Özel, ekonomik kriz, dış politika, yargı krizi, emekli maaşları, 1 Mayıs, Gezi Davası tutukluları, hasta tutuklular, atanamayan öğretmenler gibi cumhurbaşkanını ilgilendiren konulara değinince, Erdoğan yeniden sedef kakmalı koltuğa geçmiş olabilir.
***
Erdoğan’ın Cumhurbaşkanı sıfatıyla, ortada ve sedef kakmalı koltukta oturuyor olması, izah edilebilir. Ama son seçimlerin ikinci partisi AKP’nin genel başkanının, birinci partisi CHP’nin genel başkanı karşısında eşit bir koltukta oturması izah edilemez. Hiç değilse o boş koltuk biraz daha alçak veya çok daha sade olması gerekirdi.
***
Önemli adam olmak zor, en önemli adam olmak en zor. Mesela ben; en önemli, en tek, en muhteşem en birinci… bir adam olmak istemem. Kimseyle tavla bile oynayamam.

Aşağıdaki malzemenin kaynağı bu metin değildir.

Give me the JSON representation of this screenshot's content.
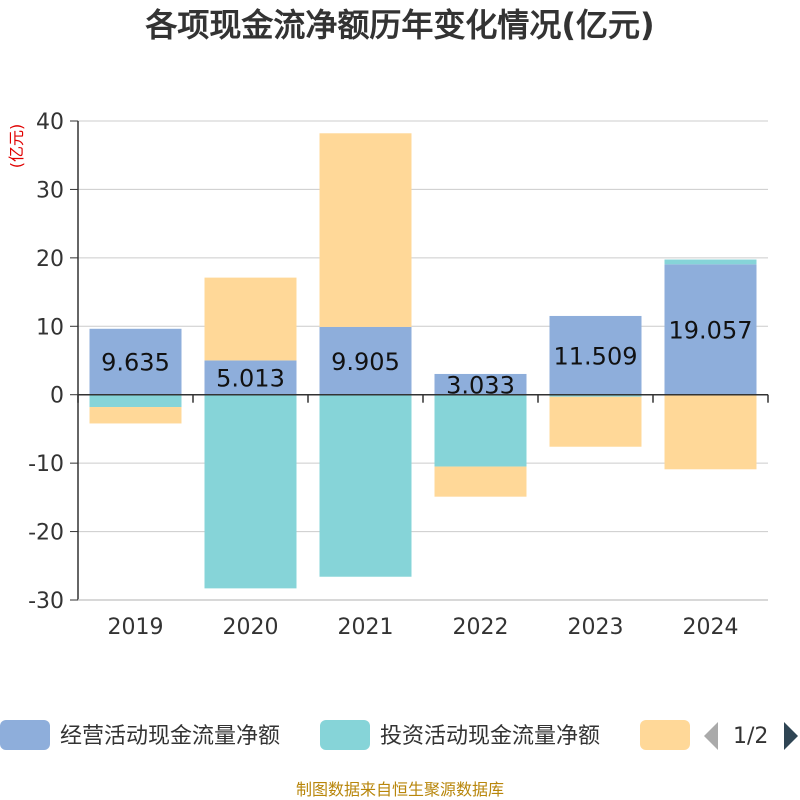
{
  "chart_data": {
    "type": "bar",
    "stacked": true,
    "title": "各项现金流净额历年变化情况(亿元)",
    "ylabel": "(亿元)",
    "categories": [
      "2019",
      "2020",
      "2021",
      "2022",
      "2023",
      "2024"
    ],
    "ylim": [
      -30,
      40
    ],
    "yticks": [
      40,
      30,
      20,
      10,
      0,
      -10,
      -20,
      -30
    ],
    "series": [
      {
        "name": "经营活动现金流量净额",
        "color": "#8eaedb",
        "values": [
          9.635,
          5.013,
          9.905,
          3.033,
          11.509,
          19.057
        ],
        "labels": [
          "9.635",
          "5.013",
          "9.905",
          "3.033",
          "11.509",
          "19.057"
        ]
      },
      {
        "name": "投资活动现金流量净额",
        "color": "#86d4d8",
        "values": [
          -1.8,
          -28.3,
          -26.6,
          -10.5,
          -0.3,
          0.7
        ]
      },
      {
        "name": "",
        "color": "#ffd898",
        "values": [
          -2.4,
          12.1,
          28.3,
          -4.4,
          -7.3,
          -10.9
        ]
      }
    ],
    "legend": {
      "page": "1/2"
    }
  },
  "footer": "制图数据来自恒生聚源数据库"
}
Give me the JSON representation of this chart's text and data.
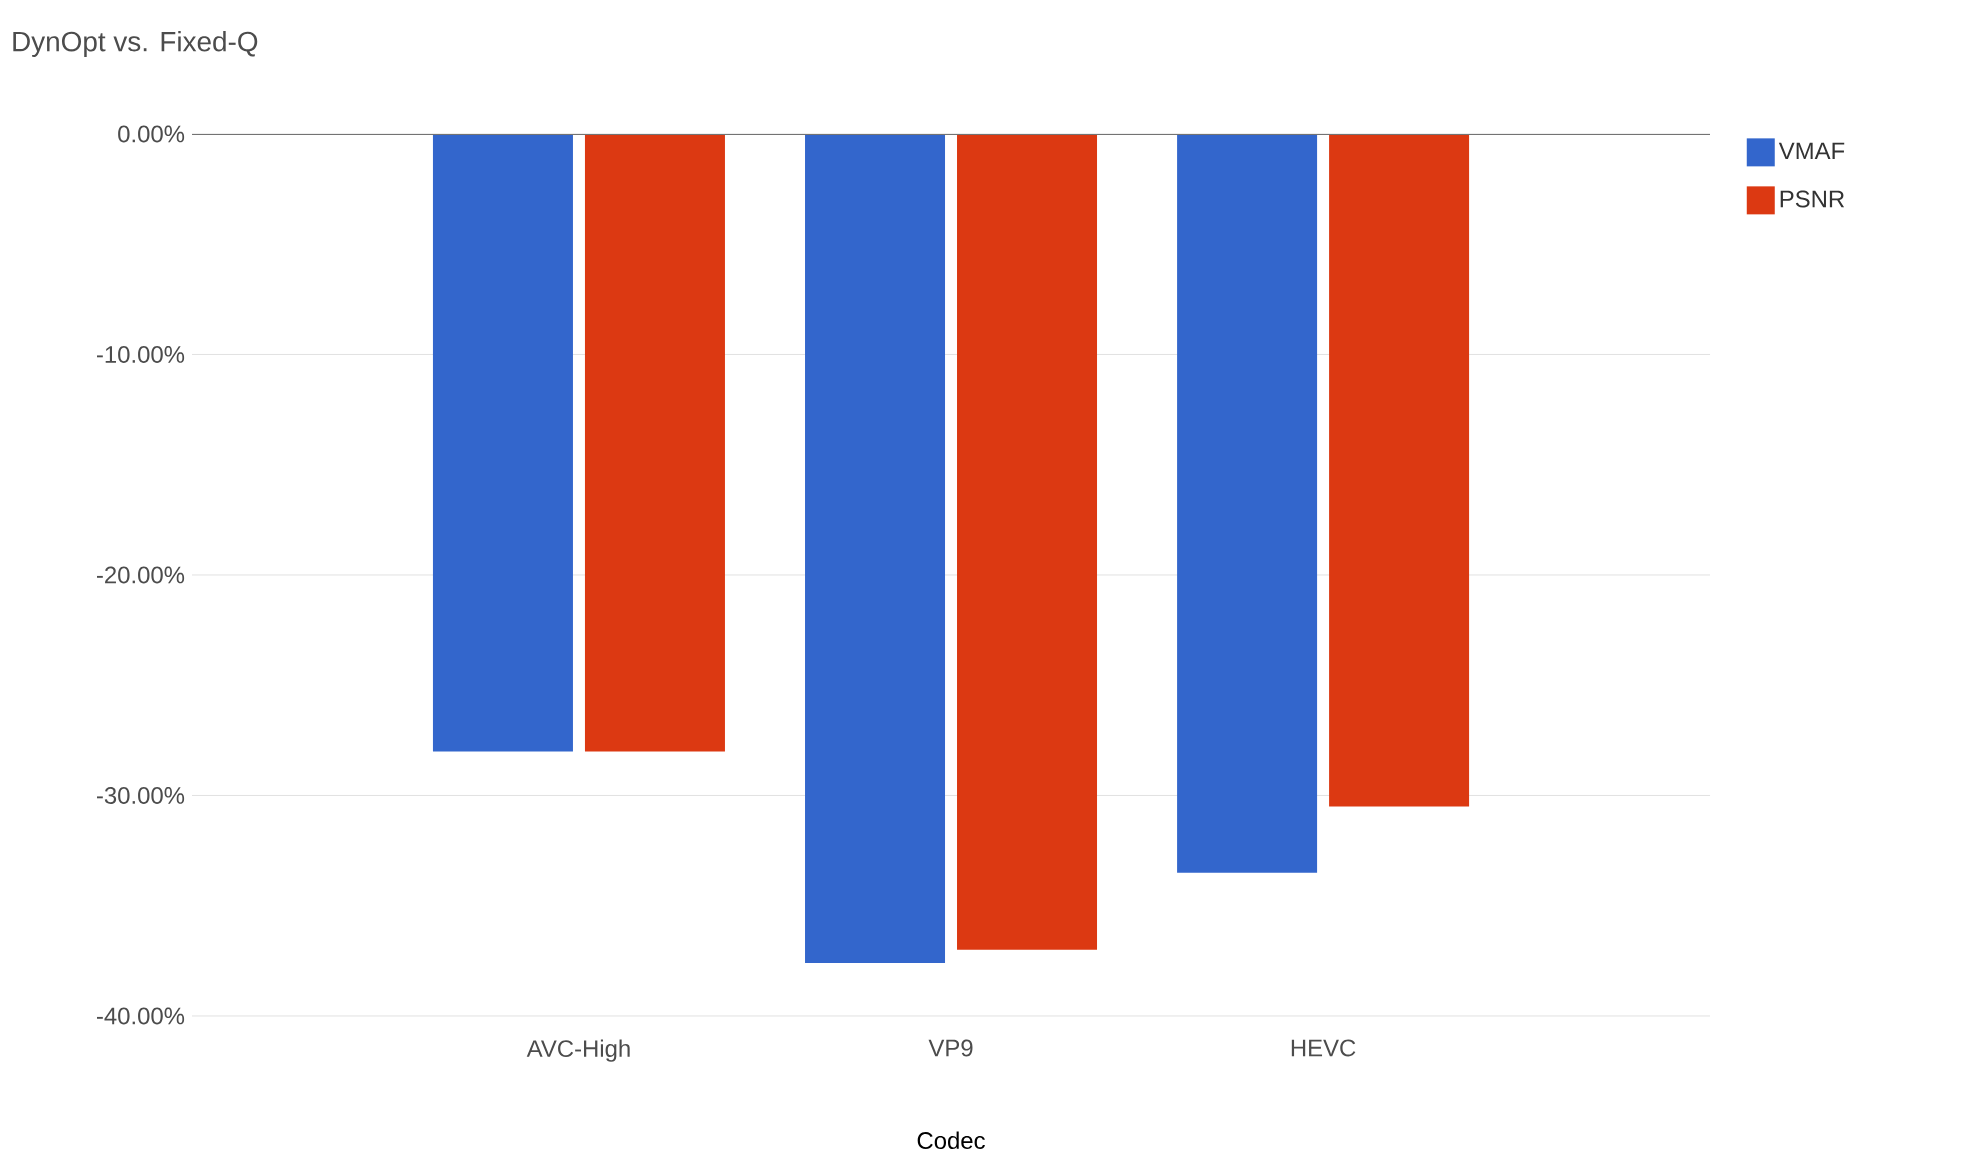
{
  "chart_data": {
    "type": "bar",
    "title": "DynOpt vs. Fixed-Q",
    "xlabel": "Codec",
    "categories": [
      "AVC-High",
      "VP9",
      "HEVC"
    ],
    "series": [
      {
        "name": "VMAF",
        "color": "#3366cc",
        "values": [
          -28.0,
          -37.6,
          -33.5
        ]
      },
      {
        "name": "PSNR",
        "color": "#dc3912",
        "values": [
          -28.0,
          -37.0,
          -30.5
        ]
      }
    ],
    "ylim": [
      -40,
      0
    ],
    "yticks": [
      {
        "value": -40,
        "label": "-40.00%"
      },
      {
        "value": -30,
        "label": "-30.00%"
      },
      {
        "value": -20,
        "label": "-20.00%"
      },
      {
        "value": -10,
        "label": "-10.00%"
      },
      {
        "value": 0,
        "label": "0.00%"
      }
    ],
    "grid": "y",
    "legend": "top right"
  }
}
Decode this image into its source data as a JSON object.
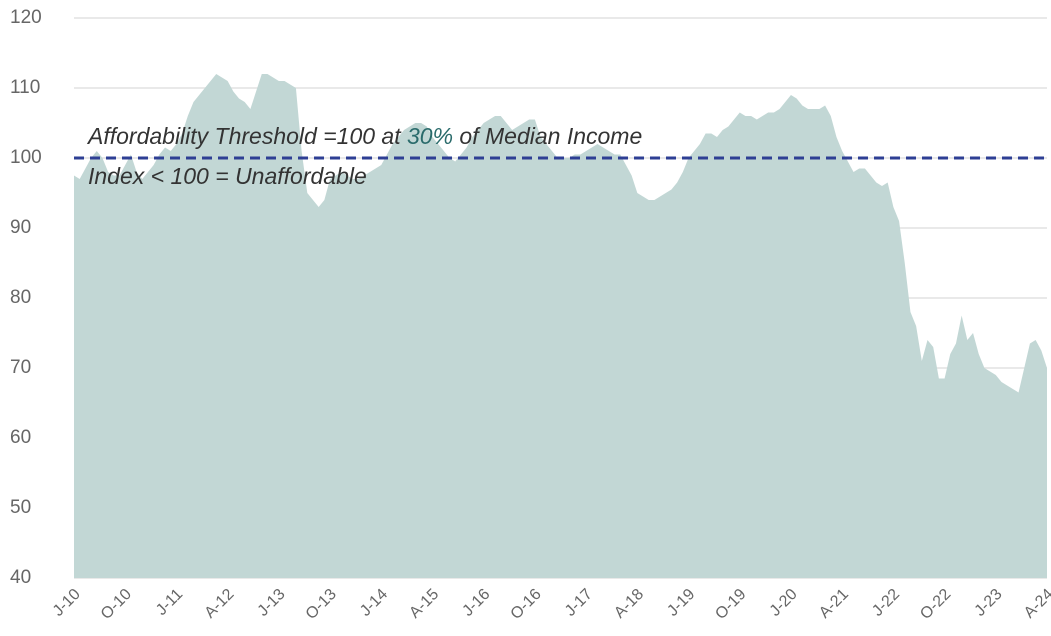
{
  "chart_data": {
    "type": "area",
    "color": "#c2d7d5",
    "categories": [
      "J-10",
      null,
      null,
      null,
      null,
      null,
      null,
      null,
      null,
      "O-10",
      null,
      null,
      null,
      null,
      null,
      null,
      null,
      null,
      "J-11",
      null,
      null,
      null,
      null,
      null,
      null,
      null,
      null,
      "A-12",
      null,
      null,
      null,
      null,
      null,
      null,
      null,
      null,
      "J-13",
      null,
      null,
      null,
      null,
      null,
      null,
      null,
      null,
      "O-13",
      null,
      null,
      null,
      null,
      null,
      null,
      null,
      null,
      "J-14",
      null,
      null,
      null,
      null,
      null,
      null,
      null,
      null,
      "A-15",
      null,
      null,
      null,
      null,
      null,
      null,
      null,
      null,
      "J-16",
      null,
      null,
      null,
      null,
      null,
      null,
      null,
      null,
      "O-16",
      null,
      null,
      null,
      null,
      null,
      null,
      null,
      null,
      "J-17",
      null,
      null,
      null,
      null,
      null,
      null,
      null,
      null,
      "A-18",
      null,
      null,
      null,
      null,
      null,
      null,
      null,
      null,
      "J-19",
      null,
      null,
      null,
      null,
      null,
      null,
      null,
      null,
      "O-19",
      null,
      null,
      null,
      null,
      null,
      null,
      null,
      null,
      "J-20",
      null,
      null,
      null,
      null,
      null,
      null,
      null,
      null,
      "A-21",
      null,
      null,
      null,
      null,
      null,
      null,
      null,
      null,
      "J-22",
      null,
      null,
      null,
      null,
      null,
      null,
      null,
      null,
      "O-22",
      null,
      null,
      null,
      null,
      null,
      null,
      null,
      null,
      "J-23",
      null,
      null,
      null,
      null,
      null,
      null,
      null,
      null,
      "A-24"
    ],
    "values": [
      97.5,
      97,
      98.5,
      100,
      101,
      100,
      98,
      97.5,
      97.5,
      99,
      100.5,
      98,
      97,
      98,
      99,
      100.5,
      101.5,
      101,
      102,
      103.5,
      106,
      108,
      109,
      110,
      111,
      112,
      111.5,
      111,
      109.5,
      108.5,
      108,
      107,
      109.5,
      112,
      112,
      111.5,
      111,
      111,
      110.5,
      110,
      101,
      95,
      94,
      93,
      94,
      97,
      97.5,
      98,
      97.5,
      97,
      97,
      97.5,
      98,
      98.5,
      99,
      100.5,
      102,
      103,
      104,
      104.5,
      105,
      105,
      104.5,
      103,
      102,
      101,
      100,
      99.5,
      100.5,
      101.5,
      103,
      104,
      105,
      105.5,
      106,
      106,
      105,
      104,
      104.5,
      105,
      105.5,
      105.5,
      103,
      102,
      101,
      100,
      100,
      100,
      100.5,
      100.5,
      101,
      101.5,
      102,
      101.5,
      101,
      100.5,
      100.5,
      99,
      97.5,
      95,
      94.5,
      94,
      94,
      94.5,
      95,
      95.5,
      96.5,
      98,
      100,
      101,
      102,
      103.5,
      103.5,
      103,
      104,
      104.5,
      105.5,
      106.5,
      106,
      106,
      105.5,
      106,
      106.5,
      106.5,
      107,
      108,
      109,
      108.5,
      107.5,
      107,
      107,
      107,
      107.5,
      106,
      103,
      101,
      99.5,
      98,
      98.5,
      98.5,
      97.5,
      96.5,
      96,
      96.5,
      93,
      91,
      85,
      78,
      76,
      71,
      74,
      73,
      68.5,
      68.5,
      72,
      73.5,
      77.5,
      74,
      75,
      72,
      70,
      69.5,
      69,
      68,
      67.5,
      67,
      66.5,
      70,
      73.5,
      74,
      72.5,
      70
    ],
    "ylim": [
      40,
      120
    ],
    "yticks": [
      40,
      50,
      60,
      70,
      80,
      90,
      100,
      110,
      120
    ],
    "grid": true,
    "threshold": {
      "value": 100,
      "color": "#2e3f94"
    },
    "annotations": [
      [
        "Affordability Threshold =100 at ",
        "30%",
        " of Median Income"
      ],
      "Index < 100 = Unaffordable"
    ]
  }
}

Biriyle tavla oynamak istersem karşılıklı aynı seviyede mi oturacağım, yoksa; ben sandalyede otururken, rakibim alçak bir taburede mi oturacak? Tavlanın pulları aynı mı, yoksa benimkiler sedef kakmalı mı olacak? Ben fil dişi veya zümrüt zarlar kullanırken, o plastik zarları mı atacak?
Sadece birinci adam değil, aynı anda hem birinci hem ikinci adam olsam, karşımdakini yendiğimde “Ama ben iki kişiyle birden oynadım, ondan yenildim.” deyip zaferimi gölgelemez mi?
Katıldığım bir görüşmede, yanımda fazladan bir koltuk taşıyor olmam da işin cabası.
***
Boş koltuk, gündeme oturan ilk mobilya değil. 2019 yerel seçimlerinden sonra Cumhurbaşkanlığı Külliyesi'nde gerçekleşen Büyükşehir Belediyeleri Toplantısı'nda, oturduğu sandalyesi kırılan Ekrem İmamoğlu, yere düşmüştü.
Kırık sandalye olayında sandalyeyle empati kurmuştum. Mağdur olan, kırık sandalyeydi. İtibarlı bir sarayda kırık bir sandalye olmanın hüznünü yüreğimde hissetmiştim.
Burada, boş koltuğun mağduriyeti söz konusu değil. En azından “tarihi” diye tanımlanan bir görüşmeye tanıklık ediyordu.
Boş bir koltuk olmak, itibarlı bir sarayda kırık sandalye olmaktan çok daha iyiydi.